Vincent Ostria apporte un autre éclairage encore sur cette partition dialectique, dans son article publié dans Les Inrockuptibles. Saluons le fait que son article fait une place au film en tant qu’objet filmique. À la sensualité, il préfère évoquer « La féminité arabe [qui]explose en restant digne ». Cet essentialisme laudatif est suivi de près du stéréotype bien connu du « hiatus entre tradition et modernité ». Il décline autrement la dichotomie bonne morale – fête débridée, en soumettant « la métamorphose (…) d’une femme rangée en hétaïre de cabaret, en prêtresse de la danse orientale (appelée abusivement danse du ventre) ». Son article se prête volontiers à une dimension didactique, comme l’indique cette parenthèse finale. Ajoutons ces quelques lignes très éclairantes de Fatema Mernissi, relatives aux danses orientales :
« Les danses orientales, qu’on nomme improprement « danse du ventre », mettent en scène une femme seule sans partenaire, et ont leurs origines dans les rituels des temples sémitiques voués à Ishtar, déesse de l’amour. « La forme la plus ancienne de la Babylonienne Ishtar est (…) une déesse mère, non mariée ou, plus exactement, choisissant ses partenaires sexuels à son gré, une reine suprême dont sont issus tous les dieux. » (11) Pour honorer Ishtar et célébrer le droit souverain des femmes à décider d’elles-mêmes, ses adoratrices se livraient dans l’enceinte des temples à des danses orgiaques. Avec la chute de la déesse et l’ascension des dieux, les prêtresses furent dégradées au rang de prostituées, quoiqu’on leur ait conservé le qualificatif de « sacrées ». » (Mernissi : 79-80)

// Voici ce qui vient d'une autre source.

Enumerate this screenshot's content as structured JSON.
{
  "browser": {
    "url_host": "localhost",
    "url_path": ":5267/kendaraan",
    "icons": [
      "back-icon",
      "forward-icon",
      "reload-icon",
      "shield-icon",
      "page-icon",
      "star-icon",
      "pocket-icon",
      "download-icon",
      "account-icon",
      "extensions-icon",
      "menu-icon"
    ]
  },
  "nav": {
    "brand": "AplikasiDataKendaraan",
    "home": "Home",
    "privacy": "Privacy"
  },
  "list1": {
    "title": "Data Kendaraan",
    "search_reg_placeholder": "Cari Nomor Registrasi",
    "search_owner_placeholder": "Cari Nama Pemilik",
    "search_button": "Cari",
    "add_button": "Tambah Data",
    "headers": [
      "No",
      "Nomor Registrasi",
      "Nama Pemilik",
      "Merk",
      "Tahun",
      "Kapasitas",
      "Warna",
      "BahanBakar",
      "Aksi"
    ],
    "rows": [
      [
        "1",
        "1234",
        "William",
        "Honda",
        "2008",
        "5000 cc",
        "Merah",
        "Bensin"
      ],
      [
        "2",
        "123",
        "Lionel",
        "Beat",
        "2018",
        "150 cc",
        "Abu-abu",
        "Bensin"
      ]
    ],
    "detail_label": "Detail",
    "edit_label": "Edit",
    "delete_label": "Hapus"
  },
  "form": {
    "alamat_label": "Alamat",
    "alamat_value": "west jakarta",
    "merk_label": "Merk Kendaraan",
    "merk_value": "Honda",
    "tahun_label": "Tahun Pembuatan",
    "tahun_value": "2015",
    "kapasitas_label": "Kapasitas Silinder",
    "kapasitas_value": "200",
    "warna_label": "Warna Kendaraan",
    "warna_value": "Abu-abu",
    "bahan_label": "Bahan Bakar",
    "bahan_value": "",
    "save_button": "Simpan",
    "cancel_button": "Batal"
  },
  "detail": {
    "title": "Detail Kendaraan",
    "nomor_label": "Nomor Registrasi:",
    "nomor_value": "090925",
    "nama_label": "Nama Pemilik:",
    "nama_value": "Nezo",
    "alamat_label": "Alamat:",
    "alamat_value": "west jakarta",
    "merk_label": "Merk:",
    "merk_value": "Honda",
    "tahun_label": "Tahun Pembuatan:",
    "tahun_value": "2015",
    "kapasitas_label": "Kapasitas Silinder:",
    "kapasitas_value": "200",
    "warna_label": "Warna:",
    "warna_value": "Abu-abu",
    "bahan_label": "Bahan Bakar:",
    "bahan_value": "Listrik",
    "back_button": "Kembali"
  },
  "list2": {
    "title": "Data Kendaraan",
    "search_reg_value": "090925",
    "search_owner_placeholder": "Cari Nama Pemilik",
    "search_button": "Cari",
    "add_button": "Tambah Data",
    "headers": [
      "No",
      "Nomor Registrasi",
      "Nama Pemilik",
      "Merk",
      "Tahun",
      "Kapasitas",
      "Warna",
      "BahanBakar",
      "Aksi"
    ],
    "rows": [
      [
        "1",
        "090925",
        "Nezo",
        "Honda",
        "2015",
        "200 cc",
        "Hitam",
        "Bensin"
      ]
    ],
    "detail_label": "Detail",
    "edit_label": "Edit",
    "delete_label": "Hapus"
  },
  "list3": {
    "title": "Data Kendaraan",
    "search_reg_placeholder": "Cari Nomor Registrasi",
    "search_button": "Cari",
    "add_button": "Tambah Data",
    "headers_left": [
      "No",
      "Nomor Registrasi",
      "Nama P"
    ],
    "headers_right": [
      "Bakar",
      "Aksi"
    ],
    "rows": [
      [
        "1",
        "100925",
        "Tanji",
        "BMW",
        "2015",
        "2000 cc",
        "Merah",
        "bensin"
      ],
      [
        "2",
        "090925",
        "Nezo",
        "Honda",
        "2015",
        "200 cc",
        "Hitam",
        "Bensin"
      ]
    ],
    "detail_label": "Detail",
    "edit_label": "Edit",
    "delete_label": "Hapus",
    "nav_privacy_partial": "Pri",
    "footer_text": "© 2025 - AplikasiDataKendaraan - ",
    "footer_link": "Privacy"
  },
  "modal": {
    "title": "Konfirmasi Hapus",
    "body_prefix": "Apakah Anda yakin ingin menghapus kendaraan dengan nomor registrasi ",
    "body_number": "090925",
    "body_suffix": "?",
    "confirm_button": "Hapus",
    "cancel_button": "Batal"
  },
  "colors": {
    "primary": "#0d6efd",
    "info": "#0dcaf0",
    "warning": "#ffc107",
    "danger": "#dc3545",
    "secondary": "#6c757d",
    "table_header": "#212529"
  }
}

Cette richesse symbolique de la danse enrichit encore les hypothèses qui investissent le thème de la prise de liberté envisagée dans un devenir. Sous la plume de Vincent Ostria, le film n’est pas seulement une histoire, mais bel et bien une construction diégétique. Une place est accordée à la « précision » et le sens « de la gradation » de la réalisatrice. Parallèlement, sans déroger à une analyse essentialiste, le critique conçoit que le film ne relève pas de la « subversion (ou provocation) envers le rigorisme du monde arabe », et poursuit : « C’est plutôt de progression logique qu’il s’agit là ». On retrouve une dimension visionnaire qui affecte cette fois non plus l’avenir de la réalisatrice, mais la société tunisienne, les femmes tunisiennes. Comme pour soutenir son propos, la fin de l’article opère une progression singulière, de la réalisatrice au personnage. Le critique s’intéresse en effet à l’entre-deux cultures de la réalisatrice tunisienne qui a fait ses études en France, d’où cette sortie : « la cinéaste prête à son héroïne un comportement libertin à l’européenne ». Est-ce en vertu d’un souci d’équilibrer les clichés essentialistes ? C’est dans une phrase gnomique (vérité générale), que l’article revient sur le personnage de Lilia, pour formuler une réserve négative : « La psychologie d’un personnage ne peut être élastique à ce point sans paraître un peu théorique », réserve aussitôt nuancée par la phrase clausule, « tous les postulats sont crédibles ». Un exemple assez rare encore au début des années 2000, sans pour autant être isolé, dans lequel le texte critique avoue renoncer à imposer son regard comme regard de référence.
Conclusion
Si l’on peut regretter, et parfois amèrement, que ce corpus critique semble souvent sous-évaluer les exigences de ses lecteurs, il constitue néanmoins un indice précieux de ce que l’on accepte et n’accepte pas de voir de l’autre, de ce que l’on sait et ne sait pas voir, en même temps qu’il rend compte d’une construction de l’autre, notamment à travers la construction du spectateur. Présentant une certaine hétérogénéité de fond, il compose avec la forme journalistique brève. Incontestablement, ces textes peuvent être analysés en tant que marqueurs des représentations et des attentes associées aux cinémas d’Afrique du Nord, aussi bien pour la construction de l’image que pour celle des spectateurs hexagonaux qu’ils engagent. Mais l’on a pu en découvrir quelques-uns qui livrent aussi des regards croisés sur la réception d’une rive à l’autre de la mer Méditerranée, à travers lesquels se rencontrent les régimes du regard, réels et/ou supposés. Si l’ensemble que composent ces textes épidictiques paraît relever d’une rhétorique parfois restreinte, leurs audaces semblent servir aussi, et pour certaines « couvrir » a posteriori, comme une progression masquée.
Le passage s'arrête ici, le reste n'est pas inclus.